Aber wo sind denn nun die deutschen Querdenker, bei deren Demonstrationen in der Bundesrepublik es schätzungsweise 16.000 bis 20.000 Infektionen gegeben haben soll? Halten sich nun etwa ausgerechnet diese Querdenker an die Quarantäne, obwohl sie das Virus in der Regel nicht besonders ernst nehmen?

Die Abgeordnete Johlige glaubt, die Gesundheitsämter wollten sich nicht dem Stress aussetzen, den Beschimpfungen, die es wohl geben würde, wenn die Lokalpresse berichtet, dass Deutsche in den Abschiebeknast gesteckt werden, der sich auf dem Gelände der Flüchtlingsaufnahme befindet. Auch wenn das Haus nach der Renovierung mit seinen Bädern, Aufenthaltsräumen und Fitnessbereich im Prinzip für die Quarantäne geeignet seien, wovon sich Johlige in der vergangenen Woche bei einer Besichtigung überzeugte.

Die Abgeordnete Marie Schäffer (Grüne) glaubt nicht, dass rassistische Diskriminierung dahinter steckt, wenn es fast nur Flüchtlinge erwischt. Sie vermutet stattdessen, dass in einem Asylheim, in dem die Menschen dicht beieinander leben, einfach »sehr schnell auffällt«, wenn sich jemand nicht an die Regeln hält. Das lasse sich dort einfach überwachen. Wer weiß sonst schon, ob dieser oder jener Nachbarn unter Quarantäne gestellt ist? Auch sie sehe es als »ziemlich schwierig« an, sagte Schäffer, wenn nur Geflüchtete damit rechnen müssen, nach Eisenhüttenstadt gebracht zu werden, während andere die Quarantäne brechen, »ohne diese letzte Konsequenz fürchten zu müssen«. Andrea Johlige, Marie Schäffer und auch die SPD-Abgeordnete Inka Gossmann-Reetz gestanden zu, dass es eine Möglichkeit geben müsse, die Bevölkerung vor der Ansteckung durch hartnäckige Quarantäne-Verweigerer zu schützen. Sie hatten aber Nachfragen zur Art und Weise, in der das geschieht.

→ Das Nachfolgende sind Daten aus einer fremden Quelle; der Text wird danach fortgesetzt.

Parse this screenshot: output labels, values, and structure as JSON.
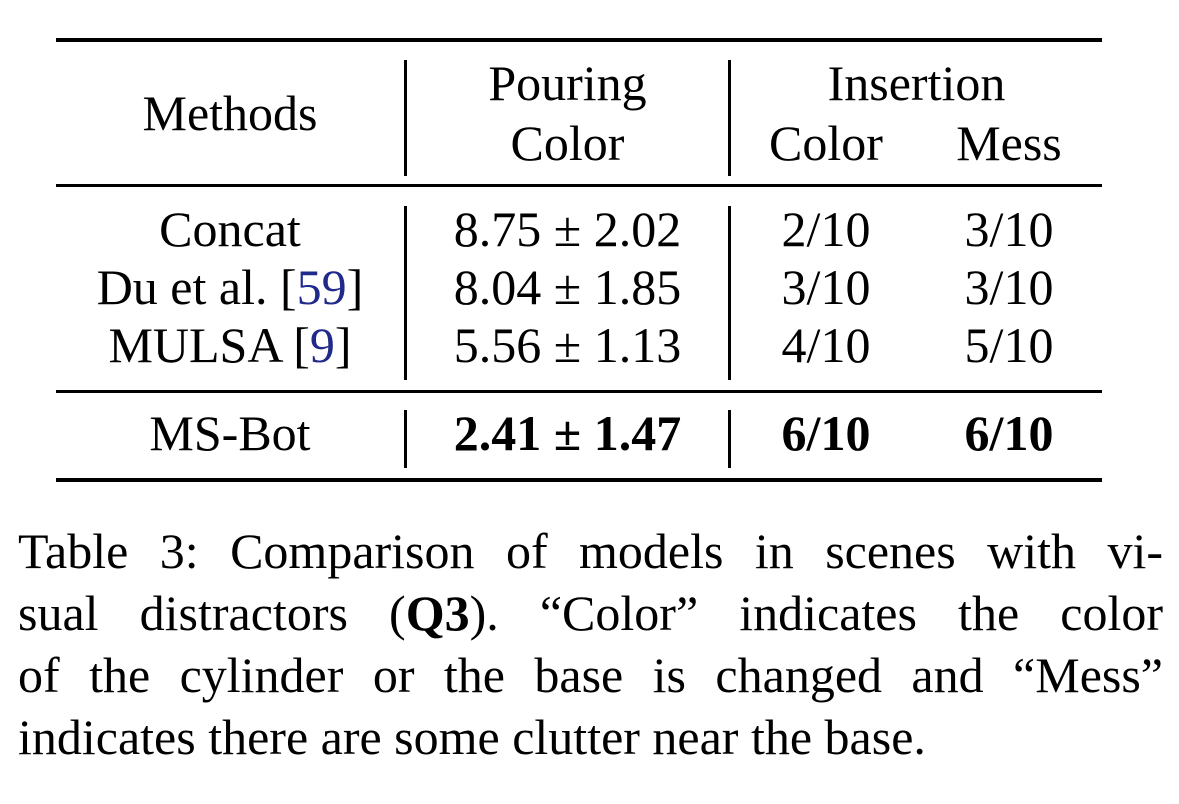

Das Innenministerium hat den ehemaligen Abschiebeknast nicht zuletzt auch deshalb für diesen Zweck angeboten, weil das Land dort unkompliziert auf Personal zurückgreifen konnte, dass in der Erstaufnahme für Flüchtlinge eingesetzt ist, darunter Kräfte des Deutschen Roten Kreuzes und privater Wachschutz. Der Wachschutz hat allerdings keine hoheitlichen Befugnisse, wie das Innenressort auf Nachfrage im Ausschuss bestätigte. Das heißt: Wird jemand gewalttätig oder versucht auszubrechen, müsste die Polizei gerufen werden. »Und die Polizei wäre schnell da«, sagt das Innenressort.